5.4 Additional considerations
There are some situations in which a study might reasonably expect to publish data on SNPs that they did not nominate, within the embargo period. For example:
5.4.1 Mapping of known loci: Where a study nominated a set of SNPs for fine mapping of a known locus, it is possible that there are other SNPs in the region owned by the other studies. While permission of the publication of those SNPs is required to publish before the embargo ends, there is an expectation that permission will be granted for all SNPs across the particular fine-mapping region.
5.4.2 Mapping of new loci identified by a study: A study may have identified a new hit or near hit for a SNP that it owns, and there may be other SNPs in the same region, for example, because another study has fine-mapped the region or because another study has nominated a nearby SNP for other reasons.
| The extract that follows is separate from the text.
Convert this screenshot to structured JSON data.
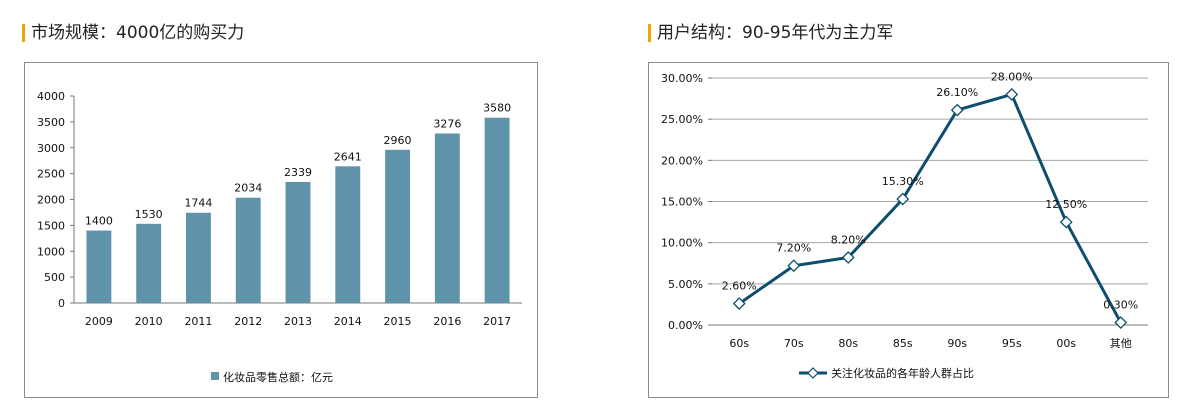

While permission of the publication of those SNPs is required to publish before the embargo ends, there should be an expectation that permission will be granted for SNPs across the particular region. The initial hit should be close to genome-wide significance (P<10-6).
5.4.3 Identification of new loci not nominated by the studies: If a study finds a hit for a SNP that it did not nominate, it can negotiate with the original nominator to publish results from that SNP within the one-year embargo, but there should not be the expectation that such permission would be automatically granted. It is anticipated that only a limited number of investigators involved in the original nomination of a SNP would participate in cross-consortium analyses and be recognized in subsequent papers.
5.4.4 Imputation: It is expected that the OncoArray will be imputed to provide estimated genotypes for additional variants on reference panels (e.g., 1000 Genomes Project). It is recognized that each group will use all SNPs on the array, not just the SNPs they nominate, and may publish on the results of the imputed SNPs. However, the embargo still applies to SNPs nominated by investigators from another group, so 5.4.3 still applies.